Thanks! I think this (and its reference surveys) will go a long way to help me reconstruct the desired metric.
But it seems a little fishy. I guess it depends on what, ‘The father and mother are not in the same household’ means. The U.S. divorce rate (certainly the state alimony supervision caseload) is much too large to be consistent with the tiny numbers in that column. They break it down later with 14% in step-families and nearly 25% in ‘mother alone’ but I’m guessing a lot of that ‘mother alone’ is ‘divorced without remarrying’ which I think would mean ‘The father and mother are not in the same household’.
Maybe it’s just true that the large majority of divorced US moms quickly get remarried.
Anyway, to the
saltdata mines!I think the data seems about right. For one thing the oods of a particular marriage ending in divorce in the US is not 50% but more like 43%. The ‘divorce rate’ comes out higher because the marriage rate was higher in the past. Present divorces are from the pool of ever-marrieds.
For another, I think intact families produce more children, so the odds of a particular child having an intact family are a bit better.
There’s also the endgame of “staying together for the kids” – getting divorced when the kids are 18.
(A friend of mine’s parents split when he was 24. It hit him pretty hard – not as bad as if they’d done it when he was 14, but still substantial.)
I am pretty sure that this is not true – that it is extremely rare for a divorced US mom to remarry
Here’s a blurb based on a 2007 census report
Seems that is is common enough to be significant.
Your source says that it is common for divorced women to remarry, and indeed it is.
What is extremely rare is for divorced women with children to remarry.
Here’s another blurb that says remarriage is essentially the same for those w/wo kids.
I suspect reported step parents are far too high.

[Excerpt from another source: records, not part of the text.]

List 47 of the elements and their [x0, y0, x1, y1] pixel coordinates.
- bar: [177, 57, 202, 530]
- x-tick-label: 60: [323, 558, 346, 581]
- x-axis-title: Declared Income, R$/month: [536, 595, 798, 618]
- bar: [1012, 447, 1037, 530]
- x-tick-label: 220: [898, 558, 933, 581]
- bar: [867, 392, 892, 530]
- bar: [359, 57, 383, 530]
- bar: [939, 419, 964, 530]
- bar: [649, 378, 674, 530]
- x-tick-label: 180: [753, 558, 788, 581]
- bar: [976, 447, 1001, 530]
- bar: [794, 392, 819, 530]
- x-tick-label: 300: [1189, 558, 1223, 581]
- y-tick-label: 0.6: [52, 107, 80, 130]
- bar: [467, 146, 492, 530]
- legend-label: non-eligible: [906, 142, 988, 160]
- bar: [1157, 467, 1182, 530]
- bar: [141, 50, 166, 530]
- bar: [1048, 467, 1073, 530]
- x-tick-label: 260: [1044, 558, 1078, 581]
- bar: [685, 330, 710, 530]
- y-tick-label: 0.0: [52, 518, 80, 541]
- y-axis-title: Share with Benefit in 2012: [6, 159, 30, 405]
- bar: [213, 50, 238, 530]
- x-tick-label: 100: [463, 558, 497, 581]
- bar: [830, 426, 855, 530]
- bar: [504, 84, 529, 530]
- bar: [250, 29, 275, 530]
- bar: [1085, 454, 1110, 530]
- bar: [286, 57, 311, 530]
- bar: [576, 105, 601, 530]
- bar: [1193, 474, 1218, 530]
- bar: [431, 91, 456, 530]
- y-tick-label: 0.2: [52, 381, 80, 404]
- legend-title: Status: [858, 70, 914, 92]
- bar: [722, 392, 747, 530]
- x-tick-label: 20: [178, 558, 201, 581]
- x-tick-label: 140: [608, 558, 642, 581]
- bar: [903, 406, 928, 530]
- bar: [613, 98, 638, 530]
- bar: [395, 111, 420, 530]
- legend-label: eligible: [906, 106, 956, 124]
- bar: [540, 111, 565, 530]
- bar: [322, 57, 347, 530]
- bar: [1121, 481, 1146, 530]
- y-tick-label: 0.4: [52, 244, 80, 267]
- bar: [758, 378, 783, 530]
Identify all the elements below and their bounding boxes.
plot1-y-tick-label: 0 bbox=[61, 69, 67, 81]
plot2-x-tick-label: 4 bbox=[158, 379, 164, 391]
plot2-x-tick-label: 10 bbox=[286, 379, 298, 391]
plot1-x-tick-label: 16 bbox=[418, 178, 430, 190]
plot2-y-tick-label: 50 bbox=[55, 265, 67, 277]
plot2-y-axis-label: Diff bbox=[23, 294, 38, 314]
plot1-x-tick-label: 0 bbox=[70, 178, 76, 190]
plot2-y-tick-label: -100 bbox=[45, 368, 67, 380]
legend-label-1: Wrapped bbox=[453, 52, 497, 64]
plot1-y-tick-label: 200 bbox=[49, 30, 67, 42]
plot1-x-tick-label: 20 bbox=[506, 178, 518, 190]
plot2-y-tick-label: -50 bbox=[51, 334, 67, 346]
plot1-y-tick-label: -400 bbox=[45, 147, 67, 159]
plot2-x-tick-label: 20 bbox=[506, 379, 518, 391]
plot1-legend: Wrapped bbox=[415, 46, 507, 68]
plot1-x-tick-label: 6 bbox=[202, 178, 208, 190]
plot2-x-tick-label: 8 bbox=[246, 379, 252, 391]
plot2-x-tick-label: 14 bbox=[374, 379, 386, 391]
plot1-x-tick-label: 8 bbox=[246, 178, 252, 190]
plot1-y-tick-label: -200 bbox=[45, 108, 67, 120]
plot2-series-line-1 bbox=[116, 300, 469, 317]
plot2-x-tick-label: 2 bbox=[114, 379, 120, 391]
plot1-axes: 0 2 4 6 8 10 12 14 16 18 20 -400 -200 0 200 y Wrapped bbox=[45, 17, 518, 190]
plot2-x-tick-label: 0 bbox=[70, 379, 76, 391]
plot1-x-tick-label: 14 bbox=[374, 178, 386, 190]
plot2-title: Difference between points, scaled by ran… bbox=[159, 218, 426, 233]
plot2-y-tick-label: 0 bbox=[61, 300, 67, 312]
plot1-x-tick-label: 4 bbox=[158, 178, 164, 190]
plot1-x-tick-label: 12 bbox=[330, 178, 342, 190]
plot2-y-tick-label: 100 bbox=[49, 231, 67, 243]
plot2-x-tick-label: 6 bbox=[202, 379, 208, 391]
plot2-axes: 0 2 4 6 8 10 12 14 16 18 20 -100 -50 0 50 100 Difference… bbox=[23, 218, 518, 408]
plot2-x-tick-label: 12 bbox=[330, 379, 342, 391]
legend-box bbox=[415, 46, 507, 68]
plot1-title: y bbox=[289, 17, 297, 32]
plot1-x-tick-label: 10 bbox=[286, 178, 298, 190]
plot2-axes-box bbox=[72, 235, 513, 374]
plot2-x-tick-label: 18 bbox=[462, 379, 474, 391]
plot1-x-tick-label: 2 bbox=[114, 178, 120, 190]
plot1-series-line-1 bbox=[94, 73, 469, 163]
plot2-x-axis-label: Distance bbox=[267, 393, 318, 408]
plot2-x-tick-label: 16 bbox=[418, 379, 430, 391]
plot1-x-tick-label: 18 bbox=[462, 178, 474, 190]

A lot of single moms think that some guy who does not remember their name is their kids step daddy.
It is very time-consuming to get historical data from the Census or American Community Survey, but these are the places to look. (For U.S. data, of course.)
Here’s the present state of America:
For Blacks: http://factfinder2.census.gov/bkmk/table/1.0/en/ACS/12_1YR/B13002B
For Hispanics: http://factfinder2.census.gov/bkmk/table/1.0/en/ACS/12_1YR/B13002I
For Asians: http://factfinder2.census.gov/bkmk/table/1.0/en/ACS/12_1YR/B13002D
For Whites: http://factfinder2.census.gov/bkmk/table/1.0/en/ACS/12_1YR/B13002H
Fascinating. Approx. Unwed Percentages (Jim’s ‘bastardy rate’) of American babies born in the past year, by mothers of race:
Asian: 12%
White: 25%
Hispanic: 45%
Black: 70%
Good grief. And these are just the lower bounds for my metric for these subgroups. The other kids have 17 years to go.